The Timestamp Solution
Every file on a filesystem has a last-write timestamp — the exact date and time it was last modified or created. Audit AC compares this timestamp against the Minecraft process start time (read from the process table) for every .jar in the mods folder. If any mod's last-write timestamp is after the game launched, it's flagged. Audit AC also checks whether the mods folder itself was modified post-launch to catch bulk replacement scenarios.
What the Report Shows
The dashboard shows the game start time alongside every mod that was written or modified after that point. Even if the player deletes the injected files before you review the report, the mods folder modification timestamp itself may still be newer than the game start time.
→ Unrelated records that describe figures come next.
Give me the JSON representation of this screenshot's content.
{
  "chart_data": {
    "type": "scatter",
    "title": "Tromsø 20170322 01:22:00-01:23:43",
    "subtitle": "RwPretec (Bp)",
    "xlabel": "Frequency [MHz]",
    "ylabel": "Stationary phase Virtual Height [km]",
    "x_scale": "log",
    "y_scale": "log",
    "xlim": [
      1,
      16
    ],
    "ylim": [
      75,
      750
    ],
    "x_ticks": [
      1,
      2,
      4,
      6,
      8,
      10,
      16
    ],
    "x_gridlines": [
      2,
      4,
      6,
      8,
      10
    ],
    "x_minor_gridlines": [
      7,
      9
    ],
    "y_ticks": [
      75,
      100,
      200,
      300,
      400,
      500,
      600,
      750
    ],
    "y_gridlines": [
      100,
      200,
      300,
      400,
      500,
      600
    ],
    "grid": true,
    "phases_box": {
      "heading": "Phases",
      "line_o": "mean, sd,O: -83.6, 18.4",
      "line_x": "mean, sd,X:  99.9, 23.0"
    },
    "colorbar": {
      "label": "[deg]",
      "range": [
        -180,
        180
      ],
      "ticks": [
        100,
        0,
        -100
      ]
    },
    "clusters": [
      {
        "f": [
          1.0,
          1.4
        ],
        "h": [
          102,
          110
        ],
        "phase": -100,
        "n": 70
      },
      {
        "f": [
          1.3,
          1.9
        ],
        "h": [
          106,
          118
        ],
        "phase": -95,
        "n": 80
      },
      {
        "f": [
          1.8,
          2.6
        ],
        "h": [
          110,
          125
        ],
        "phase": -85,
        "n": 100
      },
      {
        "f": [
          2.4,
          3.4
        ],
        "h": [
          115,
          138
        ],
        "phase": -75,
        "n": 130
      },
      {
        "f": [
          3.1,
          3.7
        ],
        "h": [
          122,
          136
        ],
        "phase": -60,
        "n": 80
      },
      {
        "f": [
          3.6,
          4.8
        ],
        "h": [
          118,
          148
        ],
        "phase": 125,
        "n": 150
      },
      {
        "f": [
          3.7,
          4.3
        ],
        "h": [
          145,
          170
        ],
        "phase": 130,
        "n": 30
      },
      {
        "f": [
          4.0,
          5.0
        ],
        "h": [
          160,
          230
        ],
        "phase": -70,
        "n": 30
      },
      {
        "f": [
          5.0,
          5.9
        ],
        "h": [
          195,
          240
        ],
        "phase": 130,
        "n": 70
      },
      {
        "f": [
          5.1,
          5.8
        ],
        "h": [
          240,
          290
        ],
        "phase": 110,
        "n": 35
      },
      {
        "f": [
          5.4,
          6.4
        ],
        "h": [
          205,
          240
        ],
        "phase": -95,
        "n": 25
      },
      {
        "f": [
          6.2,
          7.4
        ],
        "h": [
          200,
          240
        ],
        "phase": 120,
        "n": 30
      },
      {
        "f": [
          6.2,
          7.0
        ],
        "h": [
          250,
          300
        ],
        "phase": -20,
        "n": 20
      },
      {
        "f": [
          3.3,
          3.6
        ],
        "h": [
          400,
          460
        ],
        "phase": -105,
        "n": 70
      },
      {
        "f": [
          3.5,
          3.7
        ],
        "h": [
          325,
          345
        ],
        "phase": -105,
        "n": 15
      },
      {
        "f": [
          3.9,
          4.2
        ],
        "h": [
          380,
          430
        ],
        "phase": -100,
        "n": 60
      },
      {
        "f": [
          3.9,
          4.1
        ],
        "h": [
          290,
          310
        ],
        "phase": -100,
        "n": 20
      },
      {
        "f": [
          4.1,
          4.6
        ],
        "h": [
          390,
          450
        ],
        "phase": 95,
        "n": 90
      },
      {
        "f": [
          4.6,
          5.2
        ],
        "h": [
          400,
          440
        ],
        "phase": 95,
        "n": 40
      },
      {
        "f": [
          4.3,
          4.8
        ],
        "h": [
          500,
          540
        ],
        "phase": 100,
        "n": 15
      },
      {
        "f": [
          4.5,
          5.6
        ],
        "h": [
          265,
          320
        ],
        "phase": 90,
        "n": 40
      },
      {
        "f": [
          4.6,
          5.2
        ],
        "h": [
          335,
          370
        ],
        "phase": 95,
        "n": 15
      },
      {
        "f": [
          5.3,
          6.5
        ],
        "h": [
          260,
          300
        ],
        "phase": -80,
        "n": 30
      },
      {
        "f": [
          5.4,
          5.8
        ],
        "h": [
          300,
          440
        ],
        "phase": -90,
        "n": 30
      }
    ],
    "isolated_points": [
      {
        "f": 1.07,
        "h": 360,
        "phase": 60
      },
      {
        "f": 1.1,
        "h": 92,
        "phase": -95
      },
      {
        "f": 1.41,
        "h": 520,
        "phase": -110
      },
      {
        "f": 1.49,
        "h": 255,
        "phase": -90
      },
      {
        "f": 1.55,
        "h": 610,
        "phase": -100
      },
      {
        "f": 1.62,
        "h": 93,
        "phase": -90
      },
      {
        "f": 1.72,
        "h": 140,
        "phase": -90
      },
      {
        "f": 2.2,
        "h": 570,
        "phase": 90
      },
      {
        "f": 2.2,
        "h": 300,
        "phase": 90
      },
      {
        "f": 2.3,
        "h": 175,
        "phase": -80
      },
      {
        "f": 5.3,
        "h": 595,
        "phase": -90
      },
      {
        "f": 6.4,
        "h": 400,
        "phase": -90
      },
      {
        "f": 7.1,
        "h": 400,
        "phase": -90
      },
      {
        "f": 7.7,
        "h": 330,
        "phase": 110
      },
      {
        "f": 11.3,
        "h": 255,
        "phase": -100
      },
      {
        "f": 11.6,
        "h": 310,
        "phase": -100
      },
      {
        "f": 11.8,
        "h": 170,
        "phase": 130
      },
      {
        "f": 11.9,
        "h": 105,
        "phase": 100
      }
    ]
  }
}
⚠ Mods folder modified post-launch
Game started at: 14:32:07
Flagged mods:
→ vape-v4.23.jar (written at 14:45:22)
→ injector.jar (written at 14:47:01)Limitations
If the player's system clock is deliberately manipulated, timestamps can be spoofed — though clock manipulation is itself detectable through other means. Some legitimate mod managers also update files at startup. A single timestamp flag from a known updatable mod is lower confidence than an unknown JAR with a post-launch timestamp. Best practice: treat timestamp hits as high confidence when the flagged mod is unknown, multiple files were written at nearly the same time after launch, or the flagged file has since been deleted.